More than 80 percent of the country’s 76 provinces have been affected by the floods. In excess of 900 industrial plants and farmland areas have suffered damage and millions of heads of livestock have been affected.
Nearly 30 provinces have been declared disaster areas and 12 are on high alert for threats of heavy rain and river overflow.
The UN has been in regular contact with authorities including the Thailand Department of Disaster Prevention and Mitigation, and has been monitoring the flood situation and its humanitarian and development impacts.
According to the country’s irrigation authorities, 11 out of the 26 major dams in Thailand currently hold more water than their official capacity, while others are between 82 and 99 percent full, and need to release excess water, forcing more evacuations in downstream areas.
"A lot of the development patterns pursued over decades are actually now precipitating" the ongoing flood disaster in Thailand, Kamal Kishore told PBS NewsHour on 14 October. Kishore is a Senior Policy Advisor with the UNDP Disaster Reduction and Recovery Team.

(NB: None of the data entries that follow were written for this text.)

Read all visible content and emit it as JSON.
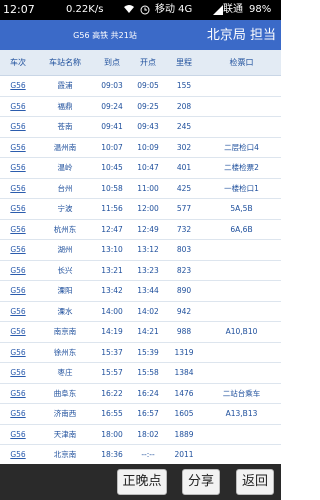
{
  "status_bar": {
    "time": "12:07",
    "speed": "0.22K/s",
    "operator1": "移动 4G",
    "operator2": "联通",
    "battery": "98%"
  },
  "header": {
    "title": "G56 高铁 共21站",
    "bureau": "北京局 担当"
  },
  "table": {
    "headers": [
      "车次",
      "车站名称",
      "到点",
      "开点",
      "里程",
      "检票口"
    ],
    "rows": [
      {
        "train": "G56",
        "station": "霞浦",
        "arrive": "09:03",
        "depart": "09:05",
        "km": "155",
        "gate": ""
      },
      {
        "train": "G56",
        "station": "福鼎",
        "arrive": "09:24",
        "depart": "09:25",
        "km": "208",
        "gate": ""
      },
      {
        "train": "G56",
        "station": "苍南",
        "arrive": "09:41",
        "depart": "09:43",
        "km": "245",
        "gate": ""
      },
      {
        "train": "G56",
        "station": "温州南",
        "arrive": "10:07",
        "depart": "10:09",
        "km": "302",
        "gate": "二层检口4"
      },
      {
        "train": "G56",
        "station": "温岭",
        "arrive": "10:45",
        "depart": "10:47",
        "km": "401",
        "gate": "二楼检票2"
      },
      {
        "train": "G56",
        "station": "台州",
        "arrive": "10:58",
        "depart": "11:00",
        "km": "425",
        "gate": "一楼检口1"
      },
      {
        "train": "G56",
        "station": "宁波",
        "arrive": "11:56",
        "depart": "12:00",
        "km": "577",
        "gate": "5A,5B"
      },
      {
        "train": "G56",
        "station": "杭州东",
        "arrive": "12:47",
        "depart": "12:49",
        "km": "732",
        "gate": "6A,6B"
      },
      {
        "train": "G56",
        "station": "湖州",
        "arrive": "13:10",
        "depart": "13:12",
        "km": "803",
        "gate": ""
      },
      {
        "train": "G56",
        "station": "长兴",
        "arrive": "13:21",
        "depart": "13:23",
        "km": "823",
        "gate": ""
      },
      {
        "train": "G56",
        "station": "溧阳",
        "arrive": "13:42",
        "depart": "13:44",
        "km": "890",
        "gate": ""
      },
      {
        "train": "G56",
        "station": "溧水",
        "arrive": "14:00",
        "depart": "14:02",
        "km": "942",
        "gate": ""
      },
      {
        "train": "G56",
        "station": "南京南",
        "arrive": "14:19",
        "depart": "14:21",
        "km": "988",
        "gate": "A10,B10"
      },
      {
        "train": "G56",
        "station": "徐州东",
        "arrive": "15:37",
        "depart": "15:39",
        "km": "1319",
        "gate": ""
      },
      {
        "train": "G56",
        "station": "枣庄",
        "arrive": "15:57",
        "depart": "15:58",
        "km": "1384",
        "gate": ""
      },
      {
        "train": "G56",
        "station": "曲阜东",
        "arrive": "16:22",
        "depart": "16:24",
        "km": "1476",
        "gate": "二站台乘车"
      },
      {
        "train": "G56",
        "station": "济南西",
        "arrive": "16:55",
        "depart": "16:57",
        "km": "1605",
        "gate": "A13,B13"
      },
      {
        "train": "G56",
        "station": "天津南",
        "arrive": "18:00",
        "depart": "18:02",
        "km": "1889",
        "gate": ""
      },
      {
        "train": "G56",
        "station": "北京南",
        "arrive": "18:36",
        "depart": "--:--",
        "km": "2011",
        "gate": ""
      }
    ]
  },
  "buttons": {
    "late": "正晚点",
    "share": "分享",
    "back": "返回"
  }
}
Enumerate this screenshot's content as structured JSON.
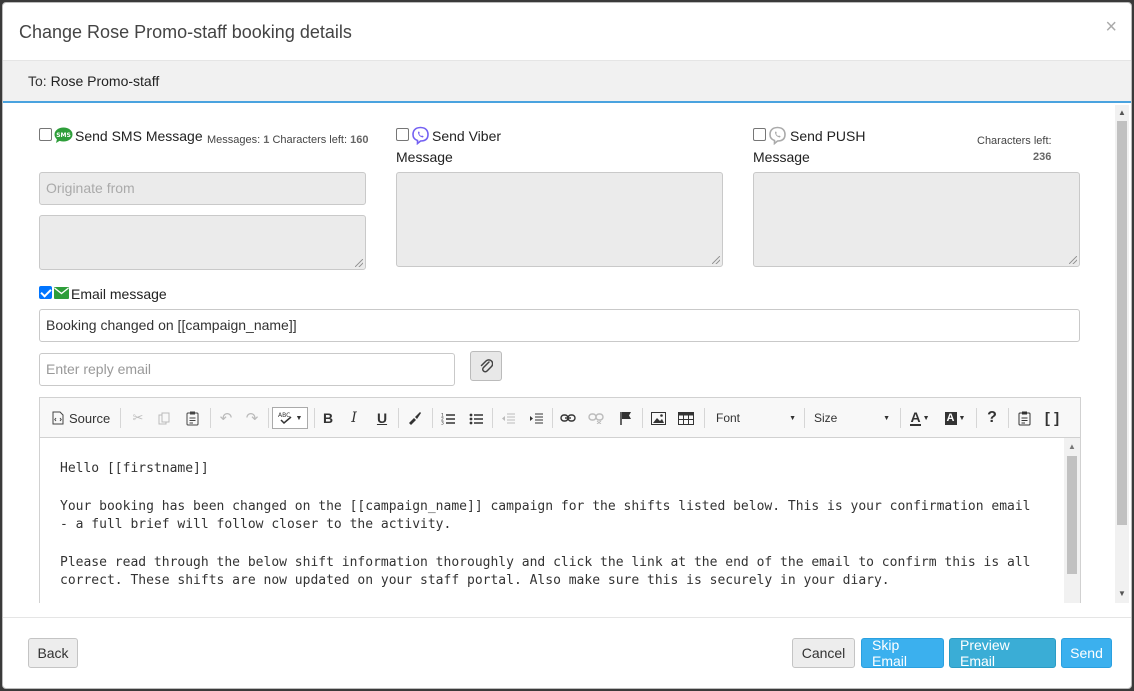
{
  "modal": {
    "title": "Change Rose Promo-staff booking details",
    "close_glyph": "×",
    "to_label": "To:",
    "to_name": "Rose Promo-staff"
  },
  "sms": {
    "checked": false,
    "label": "Send SMS Message",
    "messages_label": "Messages:",
    "messages_count": "1",
    "chars_label": "Characters left:",
    "chars_left": "160",
    "originate_placeholder": "Originate from",
    "body_value": ""
  },
  "viber": {
    "checked": false,
    "label_line1": "Send Viber",
    "label_line2": "Message",
    "body_value": ""
  },
  "push": {
    "checked": false,
    "label_line1": "Send PUSH",
    "label_line2": "Message",
    "chars_label": "Characters left:",
    "chars_left": "236",
    "body_value": ""
  },
  "email": {
    "checked": true,
    "label": "Email message",
    "subject_value": "Booking changed on [[campaign_name]]",
    "reply_placeholder": "Enter reply email"
  },
  "editor": {
    "toolbar": {
      "source_label": "Source",
      "font_label": "Font",
      "size_label": "Size"
    },
    "paragraphs": [
      "Hello [[firstname]]",
      "Your booking has been changed on the [[campaign_name]] campaign for the shifts listed below. This is your confirmation email - a full brief will follow closer to the activity.",
      "Please read through the below shift information thoroughly and click the link at the end of the email to confirm this is all correct. These shifts are now updated on your staff portal. Also make sure this is securely in your diary."
    ]
  },
  "footer": {
    "back_label": "Back",
    "cancel_label": "Cancel",
    "skip_label": "Skip Email",
    "preview_label": "Preview Email",
    "send_label": "Send"
  },
  "colors": {
    "accent_blue": "#3bb0ee",
    "sms_green": "#2e9e3a",
    "email_green": "#2e9e3a",
    "viber_purple": "#7360f2",
    "checkbox_blue": "#0075ff"
  }
}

"If you look at areas around Bangkok, there used to be a lot of marshlands, catchment which will hold water in excess rainfall conditions, and then drain gradually. All of those marshlands, as the land crisis grew and the economic value of that land got enhanced, have been built upon."
"So you don't have that facility. Likewise, with natural as well as manmade drainage patterns, the system of canals, it has been severely disrupted over the last several decades, and now, when the exceptional rainfall occurs, the effect is exacerbated many times."
UNDP is increasing its own capacity to support the Thai people at this time, setting aside both financial and technical emergency resources, and will continue to work with the Government to support Thailand’s longer-term recovery and rehabilitation.
"We have to look at how we develop our cities, how our regional planning takes place. We have to assess these risks over the long term, not just look at year-to-year, but over decades, sometimes even more than that," Kishore said, adding that Thai officials have done extremely well in saving lives.
The 21st century has been marked by an escalating impact of disasters from natural hazards and a huge loss of life and destruction of livelihoods and communities. In 2010, nearly 400,000 people were killed by disasters worldwide and more than 200 million were affected. Economic damage was estimated at US$110 billion.
“Vulnerability to disasters is growing faster than resilience,” said UN Secretary-General Ban Ki-moon yesterday in his message to mark the International Day for Disaster Reduction. “Disaster risk reduction should be an everyday concern for everybody. Let us all invest today for a safer tomorrow.”